Steady Diffusion-Driven Flow in a Tilted Square Container

Abstract

This paper considers ‘diffusion-driven flows’ for which a temperature flux condition on a sloping non-slip surface in a stratified fluid generates a slow steady upwards flow along a thin ‘buoyancy layer’. The principles for this steady-flow phenomenon are well understood in a semi-infinite fluid and more recently have been applied to steady flows within a contained fluid under more general conditions, including where buoyancy layers expel or entrain fluid from their outer edge. In this paper, additional features of these flows are described in the context of a two-dimensional flow in a tilted square box, and some of the finer details of flow structure are elucidated. In particular, the key regions of the asymptotic structure are considered when the Wunsch–Phillips parameter R is small, and the leading-order solutions are derived in most of those regions.

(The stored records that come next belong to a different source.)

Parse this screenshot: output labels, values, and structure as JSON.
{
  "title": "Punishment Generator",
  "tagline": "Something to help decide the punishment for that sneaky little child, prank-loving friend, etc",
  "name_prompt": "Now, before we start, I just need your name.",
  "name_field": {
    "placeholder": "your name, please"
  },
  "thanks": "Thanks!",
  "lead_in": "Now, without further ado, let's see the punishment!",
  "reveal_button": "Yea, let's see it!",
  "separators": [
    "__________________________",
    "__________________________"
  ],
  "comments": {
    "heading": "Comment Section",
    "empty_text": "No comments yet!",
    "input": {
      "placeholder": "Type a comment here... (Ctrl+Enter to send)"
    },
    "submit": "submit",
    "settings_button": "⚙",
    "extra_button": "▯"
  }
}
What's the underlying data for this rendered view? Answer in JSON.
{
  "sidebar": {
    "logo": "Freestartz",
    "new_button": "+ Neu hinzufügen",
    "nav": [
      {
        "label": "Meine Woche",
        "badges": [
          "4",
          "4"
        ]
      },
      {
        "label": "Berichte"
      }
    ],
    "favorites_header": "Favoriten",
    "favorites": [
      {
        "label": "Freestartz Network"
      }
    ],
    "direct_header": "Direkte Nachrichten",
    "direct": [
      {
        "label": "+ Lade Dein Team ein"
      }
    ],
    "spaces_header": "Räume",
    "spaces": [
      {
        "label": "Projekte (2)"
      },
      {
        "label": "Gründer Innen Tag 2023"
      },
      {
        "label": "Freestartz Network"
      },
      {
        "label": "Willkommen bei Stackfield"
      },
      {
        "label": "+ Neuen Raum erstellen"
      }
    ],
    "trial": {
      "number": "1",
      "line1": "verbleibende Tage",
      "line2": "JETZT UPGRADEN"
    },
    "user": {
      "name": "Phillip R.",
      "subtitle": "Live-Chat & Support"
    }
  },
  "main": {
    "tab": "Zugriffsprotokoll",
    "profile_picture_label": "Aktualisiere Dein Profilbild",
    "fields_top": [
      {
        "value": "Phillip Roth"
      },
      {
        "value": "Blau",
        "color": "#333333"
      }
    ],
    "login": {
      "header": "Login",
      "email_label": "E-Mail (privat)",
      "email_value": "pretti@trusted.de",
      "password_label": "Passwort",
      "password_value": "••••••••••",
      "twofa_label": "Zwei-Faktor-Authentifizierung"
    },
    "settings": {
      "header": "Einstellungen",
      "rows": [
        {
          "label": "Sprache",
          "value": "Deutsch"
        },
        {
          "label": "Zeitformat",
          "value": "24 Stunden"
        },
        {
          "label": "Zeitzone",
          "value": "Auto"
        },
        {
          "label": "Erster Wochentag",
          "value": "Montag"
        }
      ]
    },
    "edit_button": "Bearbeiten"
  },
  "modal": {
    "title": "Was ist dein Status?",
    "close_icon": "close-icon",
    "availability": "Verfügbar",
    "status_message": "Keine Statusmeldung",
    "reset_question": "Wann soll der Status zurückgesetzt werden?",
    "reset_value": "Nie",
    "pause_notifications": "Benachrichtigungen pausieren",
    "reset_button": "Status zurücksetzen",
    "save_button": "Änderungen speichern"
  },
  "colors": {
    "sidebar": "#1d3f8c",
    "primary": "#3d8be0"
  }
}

To illustrate the theory, three simple case studies of diffusion-driven motion are solved, and the results compared with accurate numerical solutions for R = 10−4. In some cases, a ‘corner-induced’ motion is found to occur, extending across the width of the container. The details of that feature are examined using both higher-order solutions of the outer flow and an integral treatment across the corner regions, and a solution for the corresponding ‘R1/3 layer flow’ is proposed. Theoretical and numerical results are compared as the angle of inclination β is varied.